Gross’s exit means that the main alternative to Begich and Palin is former state Rep. Mary Peltola (D), who got 10% in the first round. In Alaska, all candidates compete together in a single primary, and the top 4 finishers advance to the general election, where voters rank their choices, meaning that the eventual winner will be able to demonstrate some level of majority support. It appears as though this debut of the top-4 system in a closely-watched federal race will only have 3 candidates, though: The state’s Division of Elections director said after Gross’s withdrawal that it’s too late in the election season for the fifth-place finisher in the race to move up to take Gross’s place. So it looks like it’ll just be Palin, Begich, and Peltola.
While Alaska has gotten a bit more competitive in recent years, it’s still fundamentally a Republican state, and Palin and Begich finishing markedly ahead of the other candidates helps illustrate the state’s lean. If you add up all the Republican votes and all the Democratic votes (including Gross, who was listed as an independent but is likely thought of as more of a Democrat given his previous Senate campaign), Republicans outpolled Democrats almost 2-to-1 in the first round of voting.
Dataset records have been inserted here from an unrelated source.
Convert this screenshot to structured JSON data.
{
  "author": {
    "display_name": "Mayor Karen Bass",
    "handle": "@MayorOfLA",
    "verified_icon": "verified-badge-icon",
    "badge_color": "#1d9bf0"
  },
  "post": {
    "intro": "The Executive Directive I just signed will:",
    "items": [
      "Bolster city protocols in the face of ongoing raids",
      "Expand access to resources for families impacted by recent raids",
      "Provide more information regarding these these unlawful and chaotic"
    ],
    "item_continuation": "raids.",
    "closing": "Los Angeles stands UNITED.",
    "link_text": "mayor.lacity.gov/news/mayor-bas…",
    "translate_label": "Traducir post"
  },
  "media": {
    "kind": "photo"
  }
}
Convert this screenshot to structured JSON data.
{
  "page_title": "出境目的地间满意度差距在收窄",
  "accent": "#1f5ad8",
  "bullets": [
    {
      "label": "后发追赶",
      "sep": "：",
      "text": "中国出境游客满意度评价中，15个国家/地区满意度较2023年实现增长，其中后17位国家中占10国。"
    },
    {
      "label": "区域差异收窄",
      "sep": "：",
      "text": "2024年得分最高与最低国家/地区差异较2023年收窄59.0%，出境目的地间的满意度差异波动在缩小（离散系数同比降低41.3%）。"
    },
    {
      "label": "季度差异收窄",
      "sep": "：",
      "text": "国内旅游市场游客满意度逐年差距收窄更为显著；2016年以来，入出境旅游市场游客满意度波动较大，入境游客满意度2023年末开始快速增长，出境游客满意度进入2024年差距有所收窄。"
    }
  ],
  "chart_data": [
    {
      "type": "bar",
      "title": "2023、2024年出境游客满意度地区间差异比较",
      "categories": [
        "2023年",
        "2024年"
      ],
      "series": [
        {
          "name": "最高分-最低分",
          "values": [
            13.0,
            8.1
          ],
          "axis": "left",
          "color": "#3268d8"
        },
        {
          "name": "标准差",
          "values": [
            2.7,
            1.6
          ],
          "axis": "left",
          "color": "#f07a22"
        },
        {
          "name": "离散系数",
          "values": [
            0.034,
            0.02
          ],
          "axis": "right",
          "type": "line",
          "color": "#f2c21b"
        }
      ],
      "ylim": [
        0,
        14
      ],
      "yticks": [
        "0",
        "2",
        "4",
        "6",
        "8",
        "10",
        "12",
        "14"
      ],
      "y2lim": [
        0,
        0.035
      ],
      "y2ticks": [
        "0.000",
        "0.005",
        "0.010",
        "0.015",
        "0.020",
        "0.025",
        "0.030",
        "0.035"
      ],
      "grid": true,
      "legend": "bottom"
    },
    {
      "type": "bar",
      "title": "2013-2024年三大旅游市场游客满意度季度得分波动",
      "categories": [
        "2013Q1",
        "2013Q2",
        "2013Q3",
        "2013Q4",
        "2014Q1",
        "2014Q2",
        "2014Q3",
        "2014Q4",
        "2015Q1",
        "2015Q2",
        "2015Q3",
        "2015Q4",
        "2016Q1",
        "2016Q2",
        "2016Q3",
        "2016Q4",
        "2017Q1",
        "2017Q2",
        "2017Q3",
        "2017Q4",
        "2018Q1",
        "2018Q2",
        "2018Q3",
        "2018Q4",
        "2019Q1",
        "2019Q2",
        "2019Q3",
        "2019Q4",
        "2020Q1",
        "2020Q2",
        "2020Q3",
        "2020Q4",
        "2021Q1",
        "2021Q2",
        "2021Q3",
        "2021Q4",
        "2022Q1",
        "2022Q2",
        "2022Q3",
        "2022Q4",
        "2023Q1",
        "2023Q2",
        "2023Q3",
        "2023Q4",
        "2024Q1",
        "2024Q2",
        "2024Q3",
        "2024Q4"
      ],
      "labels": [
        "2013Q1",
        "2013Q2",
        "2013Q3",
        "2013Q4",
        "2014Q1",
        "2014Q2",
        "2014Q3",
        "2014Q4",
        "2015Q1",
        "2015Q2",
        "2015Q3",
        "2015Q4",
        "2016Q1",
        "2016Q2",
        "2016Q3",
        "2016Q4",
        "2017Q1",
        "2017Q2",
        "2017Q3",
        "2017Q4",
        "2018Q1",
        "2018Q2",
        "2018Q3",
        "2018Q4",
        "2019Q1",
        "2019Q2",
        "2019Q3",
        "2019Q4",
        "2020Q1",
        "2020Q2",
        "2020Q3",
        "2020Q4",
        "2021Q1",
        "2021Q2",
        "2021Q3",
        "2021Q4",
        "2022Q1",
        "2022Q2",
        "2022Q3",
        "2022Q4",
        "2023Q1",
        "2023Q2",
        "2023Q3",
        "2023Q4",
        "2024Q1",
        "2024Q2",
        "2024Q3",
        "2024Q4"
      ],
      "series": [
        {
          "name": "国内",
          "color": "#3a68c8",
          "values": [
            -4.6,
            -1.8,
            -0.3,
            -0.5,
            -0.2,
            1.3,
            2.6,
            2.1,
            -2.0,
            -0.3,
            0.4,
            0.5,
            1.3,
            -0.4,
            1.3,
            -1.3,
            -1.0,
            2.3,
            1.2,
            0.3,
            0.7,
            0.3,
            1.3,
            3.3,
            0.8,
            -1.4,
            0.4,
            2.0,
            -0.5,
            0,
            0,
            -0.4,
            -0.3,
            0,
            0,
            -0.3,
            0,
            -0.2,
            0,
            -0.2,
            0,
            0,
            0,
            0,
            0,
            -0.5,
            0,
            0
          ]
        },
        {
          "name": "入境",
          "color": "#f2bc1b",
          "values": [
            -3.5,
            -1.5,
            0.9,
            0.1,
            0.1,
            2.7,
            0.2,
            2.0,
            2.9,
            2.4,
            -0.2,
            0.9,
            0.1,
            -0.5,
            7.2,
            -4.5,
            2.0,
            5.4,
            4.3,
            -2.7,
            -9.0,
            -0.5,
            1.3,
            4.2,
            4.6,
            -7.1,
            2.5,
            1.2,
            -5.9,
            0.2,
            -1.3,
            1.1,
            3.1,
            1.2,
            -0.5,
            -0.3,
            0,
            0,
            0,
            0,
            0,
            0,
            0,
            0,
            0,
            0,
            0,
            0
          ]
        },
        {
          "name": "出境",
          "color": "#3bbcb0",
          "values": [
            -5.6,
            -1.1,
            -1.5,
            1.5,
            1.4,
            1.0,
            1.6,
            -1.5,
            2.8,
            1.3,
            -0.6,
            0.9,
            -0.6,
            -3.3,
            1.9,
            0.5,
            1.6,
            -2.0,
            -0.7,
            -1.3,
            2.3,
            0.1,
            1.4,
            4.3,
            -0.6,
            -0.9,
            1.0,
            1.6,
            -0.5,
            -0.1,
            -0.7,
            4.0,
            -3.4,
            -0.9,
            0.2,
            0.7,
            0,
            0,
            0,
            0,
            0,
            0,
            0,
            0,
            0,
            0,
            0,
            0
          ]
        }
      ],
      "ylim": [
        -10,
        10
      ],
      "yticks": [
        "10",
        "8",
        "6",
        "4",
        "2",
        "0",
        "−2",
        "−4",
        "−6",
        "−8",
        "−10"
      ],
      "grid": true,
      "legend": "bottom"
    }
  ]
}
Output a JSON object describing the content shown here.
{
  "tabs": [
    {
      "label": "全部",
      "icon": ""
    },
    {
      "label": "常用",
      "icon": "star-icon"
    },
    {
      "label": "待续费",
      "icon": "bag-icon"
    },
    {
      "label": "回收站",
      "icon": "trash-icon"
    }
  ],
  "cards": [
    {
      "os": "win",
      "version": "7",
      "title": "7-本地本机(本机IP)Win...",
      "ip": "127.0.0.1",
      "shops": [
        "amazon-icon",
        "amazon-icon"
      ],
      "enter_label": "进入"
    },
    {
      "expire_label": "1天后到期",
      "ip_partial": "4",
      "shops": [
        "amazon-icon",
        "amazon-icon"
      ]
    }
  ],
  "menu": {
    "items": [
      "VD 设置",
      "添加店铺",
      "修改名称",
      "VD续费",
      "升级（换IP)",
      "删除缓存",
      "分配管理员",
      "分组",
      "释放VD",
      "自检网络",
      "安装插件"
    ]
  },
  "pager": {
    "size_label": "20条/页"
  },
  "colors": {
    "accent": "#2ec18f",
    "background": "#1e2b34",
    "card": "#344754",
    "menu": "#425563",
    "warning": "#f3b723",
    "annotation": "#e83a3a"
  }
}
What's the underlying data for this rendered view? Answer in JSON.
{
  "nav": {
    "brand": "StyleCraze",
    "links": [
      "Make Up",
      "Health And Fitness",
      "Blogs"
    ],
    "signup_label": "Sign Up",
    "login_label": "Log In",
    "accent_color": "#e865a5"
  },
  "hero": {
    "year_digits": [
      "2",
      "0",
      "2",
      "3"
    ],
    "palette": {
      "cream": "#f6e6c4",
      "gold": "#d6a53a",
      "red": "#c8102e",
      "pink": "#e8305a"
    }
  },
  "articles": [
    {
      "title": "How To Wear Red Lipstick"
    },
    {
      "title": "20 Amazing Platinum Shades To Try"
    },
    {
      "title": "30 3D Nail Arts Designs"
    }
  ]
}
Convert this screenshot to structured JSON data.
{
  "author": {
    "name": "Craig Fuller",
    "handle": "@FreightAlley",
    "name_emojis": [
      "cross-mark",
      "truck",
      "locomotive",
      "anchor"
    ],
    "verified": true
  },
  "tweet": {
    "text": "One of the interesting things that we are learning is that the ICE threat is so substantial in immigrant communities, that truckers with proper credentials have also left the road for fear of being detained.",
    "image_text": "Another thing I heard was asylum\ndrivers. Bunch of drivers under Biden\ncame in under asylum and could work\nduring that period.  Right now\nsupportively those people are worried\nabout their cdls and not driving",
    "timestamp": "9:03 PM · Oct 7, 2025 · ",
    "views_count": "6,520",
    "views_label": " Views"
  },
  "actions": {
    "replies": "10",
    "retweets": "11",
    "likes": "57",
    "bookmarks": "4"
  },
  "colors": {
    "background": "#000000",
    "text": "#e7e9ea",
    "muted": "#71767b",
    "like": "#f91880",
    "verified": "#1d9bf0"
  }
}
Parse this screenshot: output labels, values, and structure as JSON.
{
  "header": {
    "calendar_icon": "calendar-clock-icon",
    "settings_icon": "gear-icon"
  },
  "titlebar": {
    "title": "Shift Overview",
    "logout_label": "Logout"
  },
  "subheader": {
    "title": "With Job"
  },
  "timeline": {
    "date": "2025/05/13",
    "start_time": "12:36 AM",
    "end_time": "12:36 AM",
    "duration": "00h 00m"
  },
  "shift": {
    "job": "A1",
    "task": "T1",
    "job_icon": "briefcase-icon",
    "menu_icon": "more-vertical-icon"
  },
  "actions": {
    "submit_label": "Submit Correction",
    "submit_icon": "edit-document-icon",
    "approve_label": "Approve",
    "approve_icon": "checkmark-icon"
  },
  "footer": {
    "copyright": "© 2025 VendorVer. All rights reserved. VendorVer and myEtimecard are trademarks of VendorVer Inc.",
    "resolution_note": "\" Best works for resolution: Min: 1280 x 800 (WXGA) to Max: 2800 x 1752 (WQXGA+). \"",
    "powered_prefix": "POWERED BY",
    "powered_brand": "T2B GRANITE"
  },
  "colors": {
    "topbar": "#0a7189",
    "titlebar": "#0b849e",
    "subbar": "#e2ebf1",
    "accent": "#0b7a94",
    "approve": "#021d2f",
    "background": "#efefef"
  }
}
It may be that Begich is able to emerge as the anti-Palin candidate, assuming he advances beyond the first round of the ranked-choice tabulation along with the 2008 Republican vice presidential nominee; if so, it would be an interesting historical footnote that Young’s nearly 50-year House career would be bookended by members of the Begich family. Former Rep. Nick Begich Sr. (D) disappeared in an apparent plane crash in 1972; he was reelected posthumously, but Young replaced him in a 1973 special election. Nick Begich III is his grandson.
The primary for the general election will be held concurrently with the final round of the special election on Aug. 16.